When you have an advanced or high quality beginner’s telescope, you are able to see things beyond the bright sky objects that are readily visible using lower priced telescopes and binoculars. These objects are often referred to as deep sky celestial bodies, because they are located at a greater distance from Earth. For those who are new to stargazing, identifying these deep sky objects can be very challenging. Sometimes, they are difficult to see, making it hard to use a reference book to look them up, and even then, many beginners astronomy guides won’t even list these rarely seen objects because they are so uncommon. That’s where ‘Deep-Sky Companions: The Messier Objects’ comes in handy as a guide for everything that the basic beginners book neglects to mention.

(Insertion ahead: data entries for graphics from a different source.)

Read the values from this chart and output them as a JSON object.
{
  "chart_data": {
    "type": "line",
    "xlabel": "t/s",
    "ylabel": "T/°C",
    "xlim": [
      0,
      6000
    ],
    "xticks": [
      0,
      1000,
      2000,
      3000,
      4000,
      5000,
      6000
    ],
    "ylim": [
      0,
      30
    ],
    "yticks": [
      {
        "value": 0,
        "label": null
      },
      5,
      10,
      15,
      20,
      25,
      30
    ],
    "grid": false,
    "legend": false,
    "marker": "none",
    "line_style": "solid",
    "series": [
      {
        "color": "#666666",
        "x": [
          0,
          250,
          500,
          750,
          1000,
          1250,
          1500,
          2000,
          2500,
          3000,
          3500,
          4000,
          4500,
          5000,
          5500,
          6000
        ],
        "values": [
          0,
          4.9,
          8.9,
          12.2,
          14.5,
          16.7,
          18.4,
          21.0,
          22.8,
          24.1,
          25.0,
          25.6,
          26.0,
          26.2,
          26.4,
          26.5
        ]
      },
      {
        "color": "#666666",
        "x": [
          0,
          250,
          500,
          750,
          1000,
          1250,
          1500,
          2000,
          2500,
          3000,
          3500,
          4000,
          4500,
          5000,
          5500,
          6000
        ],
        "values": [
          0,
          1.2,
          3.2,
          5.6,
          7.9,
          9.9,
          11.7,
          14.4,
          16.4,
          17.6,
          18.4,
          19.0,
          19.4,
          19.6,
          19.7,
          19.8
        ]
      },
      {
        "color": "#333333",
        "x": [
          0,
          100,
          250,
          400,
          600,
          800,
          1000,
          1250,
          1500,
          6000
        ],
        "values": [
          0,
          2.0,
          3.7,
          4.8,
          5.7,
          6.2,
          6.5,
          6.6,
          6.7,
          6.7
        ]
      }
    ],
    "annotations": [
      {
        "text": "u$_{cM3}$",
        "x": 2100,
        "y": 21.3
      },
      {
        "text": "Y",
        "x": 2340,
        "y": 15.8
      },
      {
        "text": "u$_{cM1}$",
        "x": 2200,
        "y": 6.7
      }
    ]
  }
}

Deep-Sky Companions was written by Steve O’Meara who is an amateur astronomer known around the world for creating amazingly accurate drawings of the night sky. He holds a Bachelor of Science degree and spent much of his career writing for Sky & Telescope magazine. While he is an authoritative expert on astronomy, he is not an academic, and this actually proves to be to the reader’s benefit when turning the pages of this book. The guide is written in a very approachable way that makes it simple for beginners without any formal education in astronomy to understand. Those who already know a thing or two about deep sky objects will also find the book to be helpful, though, as it does provide an in-depth look at many celestial objects.
Between the covers of Deep-Sky Companions, you’ll find a listing of 109 celestial objects that include galaxies, nebulae, star clusters and emissions. All of these objects were originally cataloged by astronomer Charles Messier between the years 1757 and 1784. The guide includes information about each of the objects to help those viewing them better understand precisely what they’re seeing.
In addition to providing information about the deep sky objects cataloged by Messier, Deep-Sky Companions includes some of O’Meara’s highly detailed, impressive drawings of the objects. To ensure uniformity, O’Meara used a single telescope for gazing at the night sky and creating the images. He personally looked for each of the 109 objects and created sketches. There are also photographs of many of the celestial bodies and information on precisely how to find them.
For those who want a jump-start on deep sky viewing, the final chapter of Deep-Sky Companions is particularly useful. Here, O’Meara discusses 20 of the most impressive objects that Messier cataloged and provides even more information about them than is included in the chapter devoted to all of the objects. By reading the second chapter that details how to see the Messier objects, and then turning to the final chapter, astronomers can begin deep sky stargazing with the utmost of ease. The book can also be used as a reverse guide to quickly find out what types of unknown objects are being viewed through a telescope’s eyepiece.